In general, $f : A \to B$ means that the domain of $f$ is $A$ and that for all $a \in A$, $f(a) \in B$. In this case, $f : \mathbb{Q} \to \mathbb{R}$ means that $f(x)$ only needs to be defined for $x$ a rational number, and $f(x)$ is always a real number.
In this case, because $f(x + f(y))$ is defined for all $y$, it must be the case that $x + f(y) \in \mathbb{Q}$ for all $y$. In particular, $0 + f(y) = f(y) \in \mathbb{Q}$ for all $y$. So we're looking for some $f : \mathbb{Q} \to \mathbb{Q}$ satisfying the above.
Let's start by plugging in $x = 0$. We have $f(f(y)) = f(0) + y$. This tells us that $f$ is injective, since if $f(a) = f(b)$, then $f(0) + a = f(f(a)) = f(f(b)) = f(0) + b$ and hence $a = b$.

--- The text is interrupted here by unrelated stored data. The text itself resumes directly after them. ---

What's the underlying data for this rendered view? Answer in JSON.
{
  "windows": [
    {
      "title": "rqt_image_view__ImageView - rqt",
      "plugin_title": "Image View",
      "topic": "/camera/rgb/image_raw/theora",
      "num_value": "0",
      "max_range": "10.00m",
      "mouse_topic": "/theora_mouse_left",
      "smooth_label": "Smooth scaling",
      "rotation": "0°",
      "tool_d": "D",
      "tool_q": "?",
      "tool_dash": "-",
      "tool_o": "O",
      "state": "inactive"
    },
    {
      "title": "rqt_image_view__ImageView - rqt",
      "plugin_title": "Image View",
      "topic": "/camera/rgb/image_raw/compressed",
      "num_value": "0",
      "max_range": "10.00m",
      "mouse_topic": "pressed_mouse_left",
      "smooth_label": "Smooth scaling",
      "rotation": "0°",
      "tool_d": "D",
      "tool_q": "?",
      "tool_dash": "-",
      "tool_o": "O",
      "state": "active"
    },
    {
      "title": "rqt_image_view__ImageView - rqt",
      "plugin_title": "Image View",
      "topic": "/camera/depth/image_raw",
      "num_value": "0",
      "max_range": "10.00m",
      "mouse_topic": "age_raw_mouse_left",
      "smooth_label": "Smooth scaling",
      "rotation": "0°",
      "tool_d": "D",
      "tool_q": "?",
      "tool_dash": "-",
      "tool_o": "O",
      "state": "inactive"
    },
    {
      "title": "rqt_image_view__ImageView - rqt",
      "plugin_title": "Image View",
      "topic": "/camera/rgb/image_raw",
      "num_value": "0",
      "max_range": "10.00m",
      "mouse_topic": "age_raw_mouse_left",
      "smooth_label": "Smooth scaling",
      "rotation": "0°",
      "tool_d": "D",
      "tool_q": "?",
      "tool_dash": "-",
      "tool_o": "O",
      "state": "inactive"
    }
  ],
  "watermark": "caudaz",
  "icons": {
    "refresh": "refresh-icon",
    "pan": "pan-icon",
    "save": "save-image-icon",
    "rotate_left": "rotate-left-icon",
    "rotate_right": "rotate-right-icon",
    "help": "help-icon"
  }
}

Now, let's plug in $y = 0$ into $f(f(y)) = f(0) + y$. This gives us $f(f(0)) = f(0)$. Since $f$ is injective, we have $f(0) = 0$.
So we have $f(f(y)) = y$. Then $f$ is a bijection, and $f$ is its own inverse.
Now let's plug in $y = f(z)$. Then we see that $f(x + z) = f(x + f(f(z))) = f(x) + f(z)$.
Now all functions $f : A \to B$ satisfying $f(x + z) = f(x) + f(z)$ for all $x, z$ are linear whenever $A, B$ are $\mathbb{Q}$-vector spaces. So $f$ must be a linear function.
The only linear functions $\mathbb{Q} \to \mathbb{Q}$ are of the form $f(x) = ax$. For such a function, we must have $f(x + f(y)) = f(x) + y$; that is, we must have $a(x + ay) = ax + y$. So we must have $a^2 = 1$.
So the only functions that could possibly work are $f(x) = x$ and $f(x) = -x$. And these functions do work.